Bill Turner

Personal information
- Full name: William Turner
- Date of birth: 16 November 1901
- Place of birth: Tipton, England
- Date of death: 1989 (aged 87–88)
- Position: Midfielder

Youth career
- ?: Bromsgrove Rovers

Senior career*
- Years: Team / Apps / (Gls)
- ?–1925: Bromsgrove Rovers / ? / (?)
- 1925–1936: Crystal Palace / 281 / (36)
- 1936–?: Worcester City / ? / (?)

International career
- ?: England schoolboys / ? / (?)

= Bill Turner (English footballer, born 1901) =

English footballer

William Turner (16 November 1901 – 1989) was an English, retired professional footballer who played mainly as a midfielder or inside forward. He made 281 League appearances for Crystal Palace scoring 36 goals. He also played non-league football for Bromsgrove Rovers and Worcester City F.C.

==Playing career==
Turner began his career with Bromsgrove Rovers but had already become an England schoolboy international before signing for the club.
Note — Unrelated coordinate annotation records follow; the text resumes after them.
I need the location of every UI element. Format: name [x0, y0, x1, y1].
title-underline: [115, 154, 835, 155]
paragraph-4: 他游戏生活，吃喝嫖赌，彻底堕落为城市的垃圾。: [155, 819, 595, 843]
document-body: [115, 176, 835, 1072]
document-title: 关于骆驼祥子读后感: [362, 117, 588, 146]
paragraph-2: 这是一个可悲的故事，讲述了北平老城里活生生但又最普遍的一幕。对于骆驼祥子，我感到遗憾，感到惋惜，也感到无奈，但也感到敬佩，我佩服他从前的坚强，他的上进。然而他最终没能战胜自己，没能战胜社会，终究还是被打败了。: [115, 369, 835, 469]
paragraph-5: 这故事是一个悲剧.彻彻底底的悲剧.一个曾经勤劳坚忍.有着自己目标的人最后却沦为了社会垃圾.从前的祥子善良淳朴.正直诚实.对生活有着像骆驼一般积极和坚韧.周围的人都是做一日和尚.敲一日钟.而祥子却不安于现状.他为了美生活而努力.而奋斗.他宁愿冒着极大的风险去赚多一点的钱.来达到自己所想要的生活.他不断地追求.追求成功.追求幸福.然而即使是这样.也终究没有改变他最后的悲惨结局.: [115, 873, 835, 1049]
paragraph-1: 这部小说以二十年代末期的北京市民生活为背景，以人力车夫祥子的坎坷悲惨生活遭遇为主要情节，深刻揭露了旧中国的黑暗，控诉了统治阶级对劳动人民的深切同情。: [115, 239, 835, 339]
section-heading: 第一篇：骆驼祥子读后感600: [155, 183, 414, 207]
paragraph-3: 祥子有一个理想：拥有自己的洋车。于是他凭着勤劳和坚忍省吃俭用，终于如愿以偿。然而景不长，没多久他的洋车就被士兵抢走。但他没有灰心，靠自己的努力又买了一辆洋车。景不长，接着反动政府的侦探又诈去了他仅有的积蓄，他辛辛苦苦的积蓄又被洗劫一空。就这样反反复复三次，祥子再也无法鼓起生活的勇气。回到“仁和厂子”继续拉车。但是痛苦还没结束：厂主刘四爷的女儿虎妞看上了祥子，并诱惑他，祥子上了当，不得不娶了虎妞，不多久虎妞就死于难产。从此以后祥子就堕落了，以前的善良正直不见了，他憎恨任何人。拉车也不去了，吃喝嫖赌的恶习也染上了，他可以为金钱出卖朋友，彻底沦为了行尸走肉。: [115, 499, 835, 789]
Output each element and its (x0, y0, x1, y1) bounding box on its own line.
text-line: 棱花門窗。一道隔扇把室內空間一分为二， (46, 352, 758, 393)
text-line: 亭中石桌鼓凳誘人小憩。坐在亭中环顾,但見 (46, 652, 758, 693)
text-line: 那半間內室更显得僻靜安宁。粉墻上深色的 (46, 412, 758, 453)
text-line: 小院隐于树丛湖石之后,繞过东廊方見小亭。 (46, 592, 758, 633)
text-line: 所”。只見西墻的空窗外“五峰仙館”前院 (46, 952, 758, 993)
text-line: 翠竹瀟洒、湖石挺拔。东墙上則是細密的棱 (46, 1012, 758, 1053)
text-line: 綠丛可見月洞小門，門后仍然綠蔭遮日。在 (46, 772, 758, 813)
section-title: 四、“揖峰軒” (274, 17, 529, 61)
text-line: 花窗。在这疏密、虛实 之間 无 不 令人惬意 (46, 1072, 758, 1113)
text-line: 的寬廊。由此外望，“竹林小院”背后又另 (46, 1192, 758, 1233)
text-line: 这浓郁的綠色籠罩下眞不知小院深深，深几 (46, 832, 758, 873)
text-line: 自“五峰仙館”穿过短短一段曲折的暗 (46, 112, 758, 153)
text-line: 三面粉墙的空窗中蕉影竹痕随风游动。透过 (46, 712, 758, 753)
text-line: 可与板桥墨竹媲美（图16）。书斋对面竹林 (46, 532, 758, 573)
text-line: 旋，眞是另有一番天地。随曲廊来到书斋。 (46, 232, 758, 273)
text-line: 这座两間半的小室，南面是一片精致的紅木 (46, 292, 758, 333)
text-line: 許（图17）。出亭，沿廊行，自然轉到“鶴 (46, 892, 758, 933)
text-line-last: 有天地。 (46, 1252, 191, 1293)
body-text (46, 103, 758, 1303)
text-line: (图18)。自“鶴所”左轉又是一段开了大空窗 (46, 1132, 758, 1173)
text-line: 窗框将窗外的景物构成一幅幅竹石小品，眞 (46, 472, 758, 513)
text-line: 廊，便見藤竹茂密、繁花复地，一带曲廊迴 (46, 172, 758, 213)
He signed for Crystal Palace on 4 May 1925 and became a regular in the side the following season. Over the next 11 seasons, Turner made 281 league appearances for Palace, scoring 36 goals and became noted for his committed performances and versatility, playing in eight different positions. His nickname amongst the club's supporters was "Rubber".
In June 1936, Turner moved back into non-league football when he signed for Worcester City where he finished his playing career.

Bill Turner died in 1989 aged 87 or 88.